Kadabra isn’t my favorite DC villain, but he certainly served his purpose here, so I’m not going to complain. Though his lines were probably the corniest I’ve seen in a while (an intentional choice made to show how off this guy is, if you ask me). His obsession with Wally West further cements my point about this volume being all about Wally West. He’s a villain with a single nemesis, but he’s more than willing to take on the entire group to take a shot at the man he hates.
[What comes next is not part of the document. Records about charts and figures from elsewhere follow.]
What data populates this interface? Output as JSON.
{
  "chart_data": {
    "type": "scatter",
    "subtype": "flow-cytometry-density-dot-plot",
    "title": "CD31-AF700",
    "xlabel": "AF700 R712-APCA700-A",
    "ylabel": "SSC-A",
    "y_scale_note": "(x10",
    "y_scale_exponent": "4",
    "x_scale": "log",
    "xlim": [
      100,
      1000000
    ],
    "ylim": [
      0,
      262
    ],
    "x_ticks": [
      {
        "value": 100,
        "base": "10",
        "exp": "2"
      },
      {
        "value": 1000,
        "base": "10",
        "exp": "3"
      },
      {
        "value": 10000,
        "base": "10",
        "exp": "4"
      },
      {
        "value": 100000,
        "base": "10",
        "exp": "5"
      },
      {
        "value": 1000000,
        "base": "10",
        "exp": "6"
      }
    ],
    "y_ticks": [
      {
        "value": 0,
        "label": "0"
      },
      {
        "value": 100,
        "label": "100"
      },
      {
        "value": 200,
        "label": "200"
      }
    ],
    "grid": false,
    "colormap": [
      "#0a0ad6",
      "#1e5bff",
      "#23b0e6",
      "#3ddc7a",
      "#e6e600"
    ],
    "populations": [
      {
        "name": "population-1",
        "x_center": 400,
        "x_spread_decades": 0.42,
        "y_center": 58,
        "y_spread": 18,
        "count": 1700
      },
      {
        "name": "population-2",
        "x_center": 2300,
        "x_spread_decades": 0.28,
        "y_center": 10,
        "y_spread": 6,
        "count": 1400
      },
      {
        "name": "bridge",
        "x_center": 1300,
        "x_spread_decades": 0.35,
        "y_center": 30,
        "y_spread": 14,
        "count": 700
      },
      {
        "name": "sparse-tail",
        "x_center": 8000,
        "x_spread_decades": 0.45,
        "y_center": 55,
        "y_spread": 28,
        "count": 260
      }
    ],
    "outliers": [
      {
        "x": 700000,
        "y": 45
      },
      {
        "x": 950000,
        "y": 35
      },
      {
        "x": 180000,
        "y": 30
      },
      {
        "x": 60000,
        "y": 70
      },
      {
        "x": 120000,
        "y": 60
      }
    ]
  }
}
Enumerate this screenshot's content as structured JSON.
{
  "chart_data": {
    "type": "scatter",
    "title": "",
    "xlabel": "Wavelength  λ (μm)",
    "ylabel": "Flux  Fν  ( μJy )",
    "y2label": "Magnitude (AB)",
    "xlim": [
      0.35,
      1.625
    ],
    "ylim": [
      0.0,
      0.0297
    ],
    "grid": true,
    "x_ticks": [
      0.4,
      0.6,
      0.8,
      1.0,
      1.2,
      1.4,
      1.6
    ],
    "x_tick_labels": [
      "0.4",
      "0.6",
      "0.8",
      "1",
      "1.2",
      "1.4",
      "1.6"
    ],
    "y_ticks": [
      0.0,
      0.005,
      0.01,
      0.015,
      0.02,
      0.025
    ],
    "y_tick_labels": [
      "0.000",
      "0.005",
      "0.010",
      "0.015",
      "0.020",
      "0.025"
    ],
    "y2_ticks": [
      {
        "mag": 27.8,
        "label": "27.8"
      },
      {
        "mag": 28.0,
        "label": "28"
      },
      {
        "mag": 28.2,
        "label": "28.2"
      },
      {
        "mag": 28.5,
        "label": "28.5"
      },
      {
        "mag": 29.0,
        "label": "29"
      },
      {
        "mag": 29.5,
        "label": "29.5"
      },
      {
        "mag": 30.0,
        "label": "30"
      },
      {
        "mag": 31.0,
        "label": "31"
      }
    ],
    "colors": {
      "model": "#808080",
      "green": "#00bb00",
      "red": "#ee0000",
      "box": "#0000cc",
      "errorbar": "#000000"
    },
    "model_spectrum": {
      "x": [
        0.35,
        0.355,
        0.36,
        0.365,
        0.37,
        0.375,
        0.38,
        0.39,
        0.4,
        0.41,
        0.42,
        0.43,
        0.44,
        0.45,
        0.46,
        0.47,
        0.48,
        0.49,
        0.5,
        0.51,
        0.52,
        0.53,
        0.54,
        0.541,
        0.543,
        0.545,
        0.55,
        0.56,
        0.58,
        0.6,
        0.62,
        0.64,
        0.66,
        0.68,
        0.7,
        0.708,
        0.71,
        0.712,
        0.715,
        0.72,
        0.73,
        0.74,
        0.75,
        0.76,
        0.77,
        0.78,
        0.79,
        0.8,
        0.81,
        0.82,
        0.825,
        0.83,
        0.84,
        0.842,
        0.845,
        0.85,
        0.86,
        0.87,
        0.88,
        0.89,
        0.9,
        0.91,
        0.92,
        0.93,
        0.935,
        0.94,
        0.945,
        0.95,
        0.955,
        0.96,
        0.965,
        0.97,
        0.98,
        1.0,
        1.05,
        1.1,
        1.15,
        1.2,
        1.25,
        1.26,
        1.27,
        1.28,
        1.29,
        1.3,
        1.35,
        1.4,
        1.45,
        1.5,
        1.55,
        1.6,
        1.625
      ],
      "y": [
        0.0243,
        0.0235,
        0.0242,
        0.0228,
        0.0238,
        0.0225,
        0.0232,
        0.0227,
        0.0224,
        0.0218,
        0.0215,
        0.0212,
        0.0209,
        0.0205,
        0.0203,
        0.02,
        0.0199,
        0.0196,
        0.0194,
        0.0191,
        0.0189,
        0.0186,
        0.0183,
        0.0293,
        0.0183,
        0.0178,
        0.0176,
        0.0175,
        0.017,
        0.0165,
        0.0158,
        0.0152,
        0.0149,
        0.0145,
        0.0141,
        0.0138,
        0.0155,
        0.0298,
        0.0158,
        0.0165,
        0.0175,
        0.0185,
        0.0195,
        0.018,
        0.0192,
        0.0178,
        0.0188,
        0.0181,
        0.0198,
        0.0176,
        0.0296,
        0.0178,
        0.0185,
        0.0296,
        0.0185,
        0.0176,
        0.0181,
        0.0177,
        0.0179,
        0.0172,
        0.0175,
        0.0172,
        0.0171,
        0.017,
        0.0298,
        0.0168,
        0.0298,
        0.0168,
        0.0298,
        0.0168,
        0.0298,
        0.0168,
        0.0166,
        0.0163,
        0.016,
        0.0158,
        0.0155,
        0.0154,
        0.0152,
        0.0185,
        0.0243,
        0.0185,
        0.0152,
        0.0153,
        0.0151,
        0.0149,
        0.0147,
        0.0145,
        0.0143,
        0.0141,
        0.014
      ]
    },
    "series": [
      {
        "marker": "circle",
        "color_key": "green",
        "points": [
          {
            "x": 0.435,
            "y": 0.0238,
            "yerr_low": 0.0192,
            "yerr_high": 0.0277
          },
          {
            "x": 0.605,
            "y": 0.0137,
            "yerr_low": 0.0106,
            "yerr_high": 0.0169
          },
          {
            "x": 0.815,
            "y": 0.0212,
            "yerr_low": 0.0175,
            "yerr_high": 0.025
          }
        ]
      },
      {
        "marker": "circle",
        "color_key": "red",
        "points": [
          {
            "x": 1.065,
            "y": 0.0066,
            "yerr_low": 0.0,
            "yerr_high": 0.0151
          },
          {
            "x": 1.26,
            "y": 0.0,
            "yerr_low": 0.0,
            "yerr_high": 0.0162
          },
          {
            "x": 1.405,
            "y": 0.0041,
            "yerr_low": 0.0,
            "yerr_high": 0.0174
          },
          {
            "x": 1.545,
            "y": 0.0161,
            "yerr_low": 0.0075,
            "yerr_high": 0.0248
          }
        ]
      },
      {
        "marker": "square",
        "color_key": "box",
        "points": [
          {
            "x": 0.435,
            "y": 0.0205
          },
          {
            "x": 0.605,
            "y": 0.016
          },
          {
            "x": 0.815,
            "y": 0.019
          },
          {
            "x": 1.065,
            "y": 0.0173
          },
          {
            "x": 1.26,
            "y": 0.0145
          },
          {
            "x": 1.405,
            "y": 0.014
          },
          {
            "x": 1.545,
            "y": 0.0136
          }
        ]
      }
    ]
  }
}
It has been really interesting to see the wardrobe changes for the team, as well as the growing character dynamics. I’ve always been a fan of Nightwing and Wally West, so I love pretty much any team that involves them. Having the whole team shown in past and present was an interesting choice, and really let us see the style changes they have gone through over the years (I’d say we could see how much they’ve changed over the years, but the difference is most obviously physical in this case).
The artwork was consistent throughout the entire volume, which is a huge plus. I personally enjoyed the stylistic choices made. Some were pretty typical of DC on the whole (well defined characters, bright colors, anatomically accurate, etc) while other points are clear choices on the artist’s part (the clothing change, and lighting choices in particular). It helped to define the series and make it stand out.
I’m really curious to see what volume two has in store. It’ll be interesting to see if the focus remains on Wally, or if it’ll shift (perhaps to the group as a whole, or switch to a different character for the main focus?).